We are developing a novel implantable medical electronic device for drug-free control of Blood Pressure. We are, therefore, addressing a major global health challenge as high Blood Pressure (hypertension) is a major cause of stroke, heart/kidney failure and dementia. 1-in-3 people are hypertensive, the prevalence being highest amongst the older population; with close to 70% of the patients with high Blood Pressure being above the age of 60. Currently, close to 11% of the global population is aged 60 years or over and is estimated to reach nearly 22% by 2050. Our device assists the body to remain healthy by monitoring and controlling biological processes within their normal safe ranges – using a mechanism of biological feedback to attain and track the desired level. The design of our novel device is based on electronic versions of the biological cells normally controlling the function in a healthy body, and like them are analogue (not digital) meaning they respond instantly and use little power. During the project we will optimise the design of the electronics and collect data on the safety, feasibility and efficiency of our device in controlling Blood Pressure.

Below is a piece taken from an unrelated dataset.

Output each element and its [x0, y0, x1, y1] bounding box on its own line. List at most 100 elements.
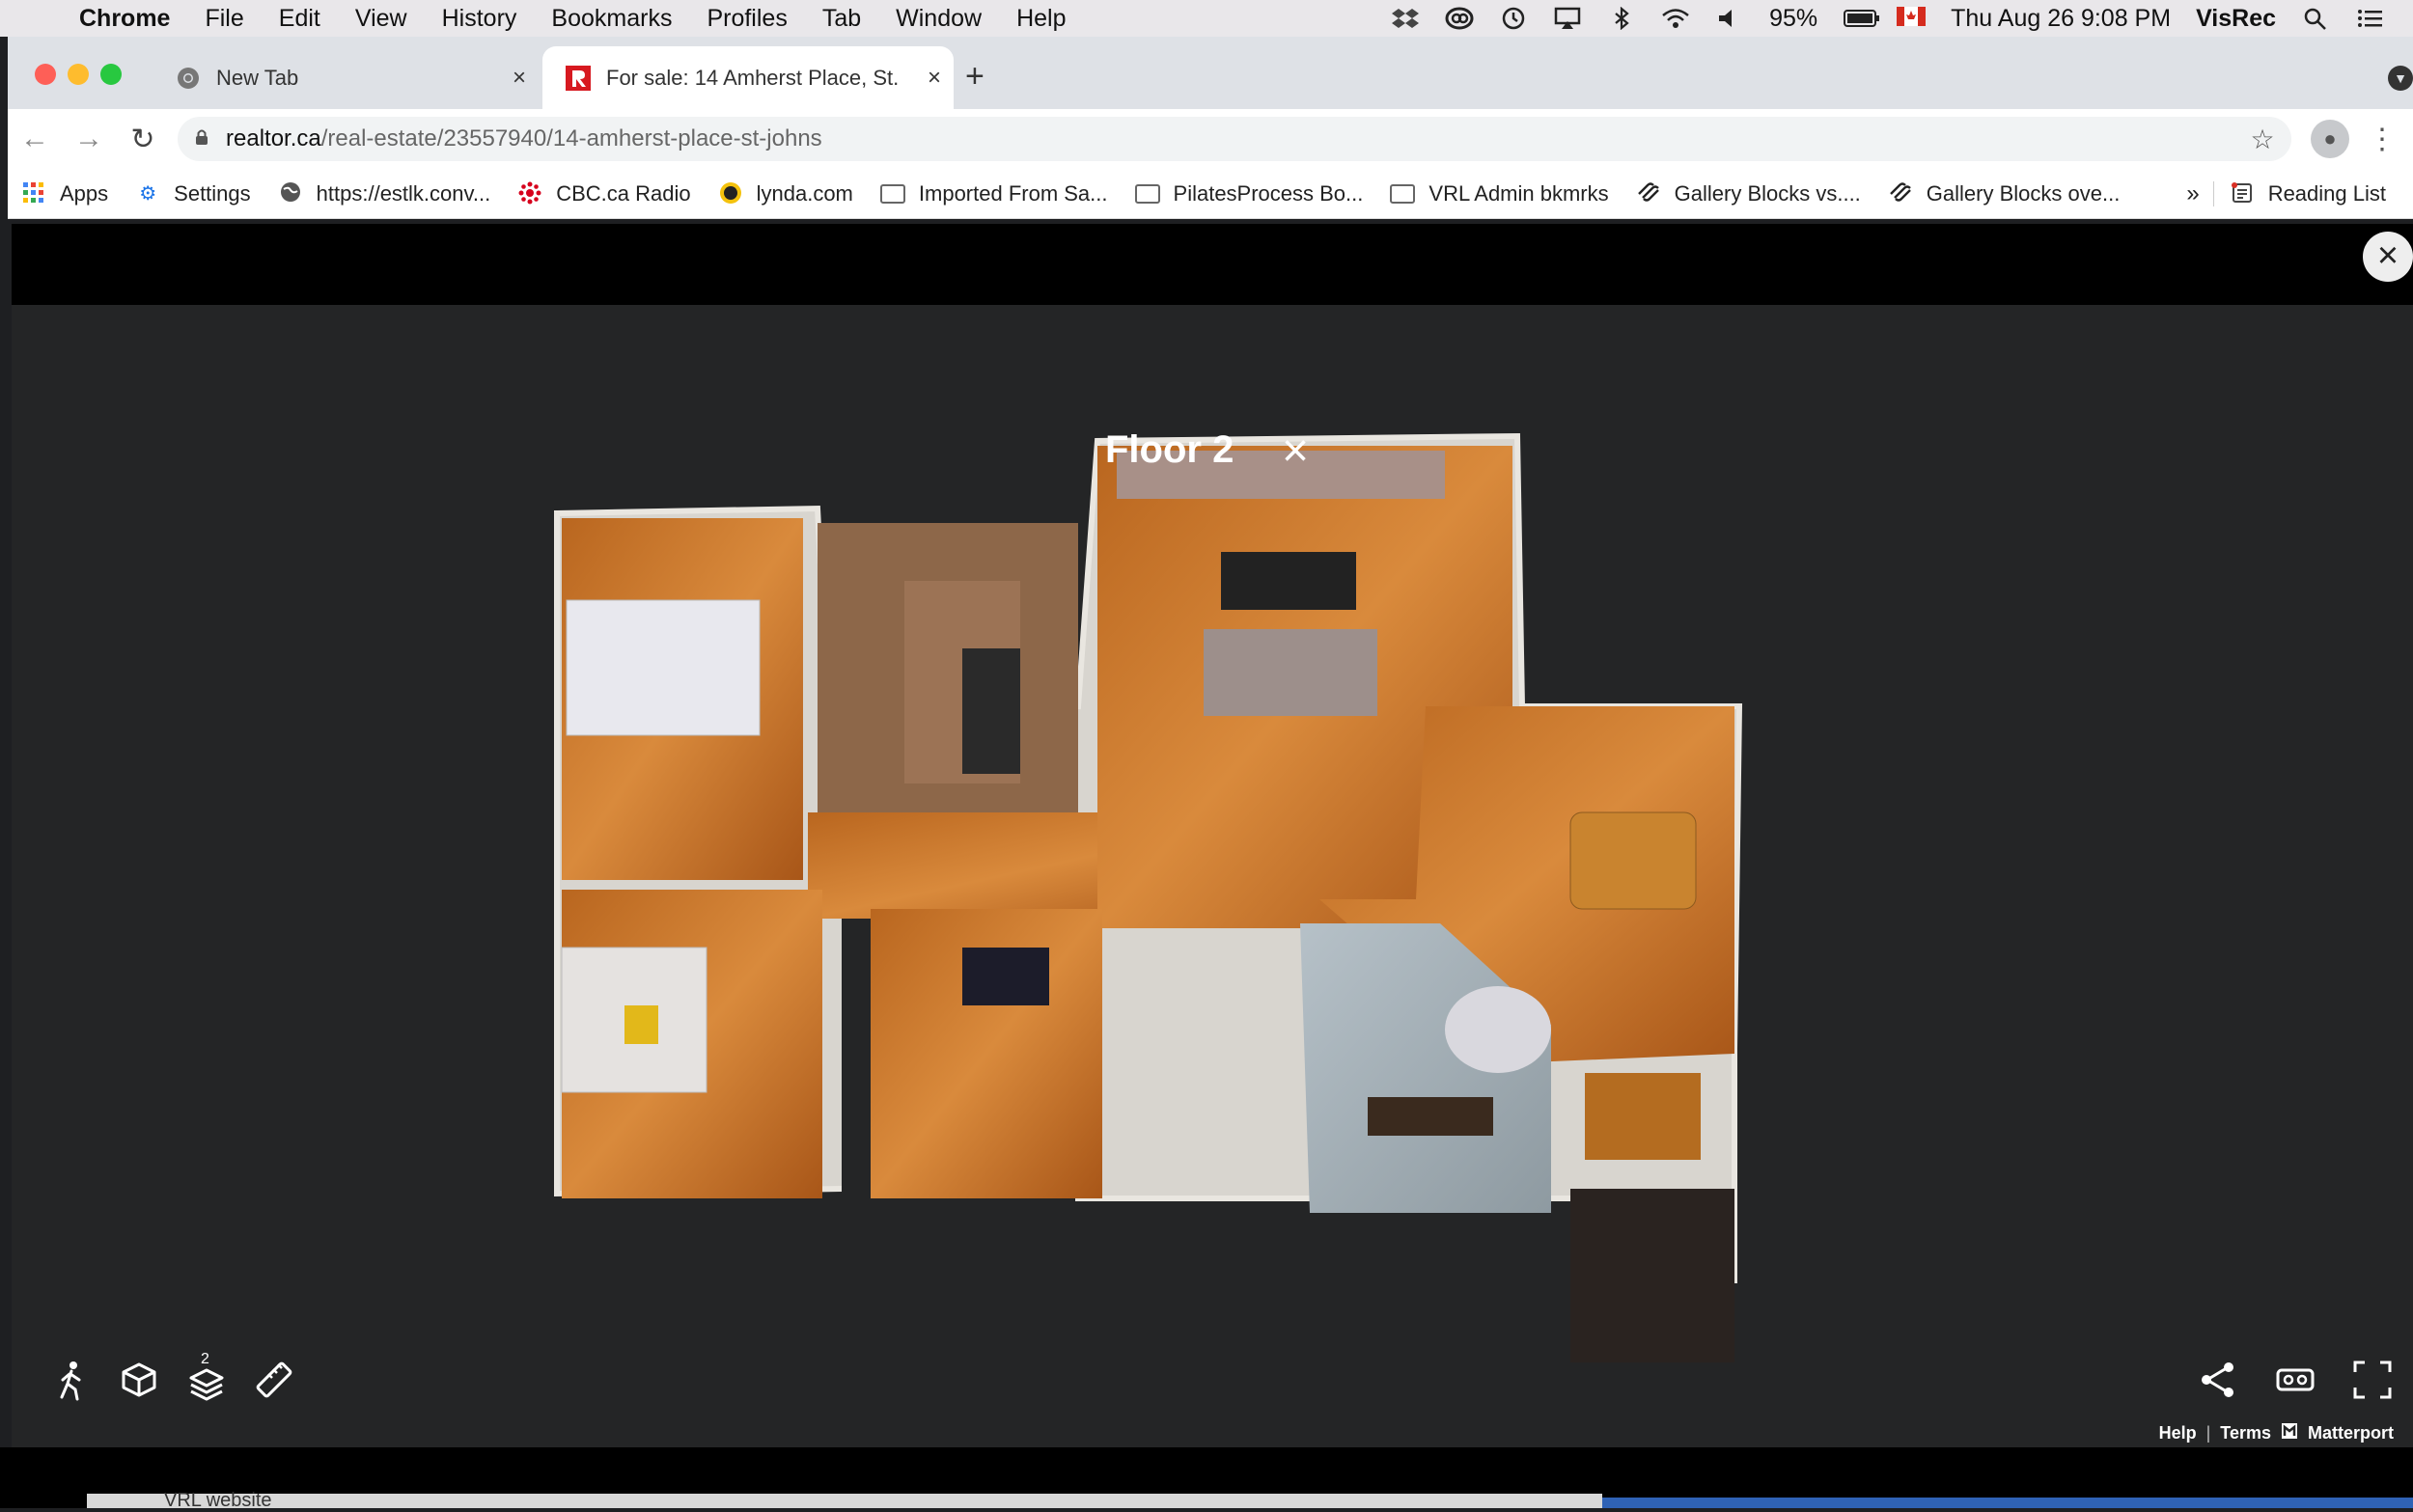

The Central Pattern Generator (CPG) implants, which we are developing, are a potentially disruptive medical science and technology solution enabling the effective bioelectronic treatment of a wide range of chronic diseases. Their first application will be within Cardiac Rhythm Management (CRM) market where their use will improve the life of patients, and help relieve the growing burden on medical carers and National Health resources arising from the increasing incidence of coronary disease. Although the CPG technology has a wide range of applications it will be developed initially to restore cardiac function in heart failure with indirect benefits for hypertensive and sleep apnoea patients. The advantages of neural bioelectronics include an ability to integrate, in real time, biological inputs and synchronize to physiological feedback bringing increased efficacy, safety and autonomy for the patient. CPG based therapies cause none of the side-effects arising from the long term drug use present in today's drug based therapies.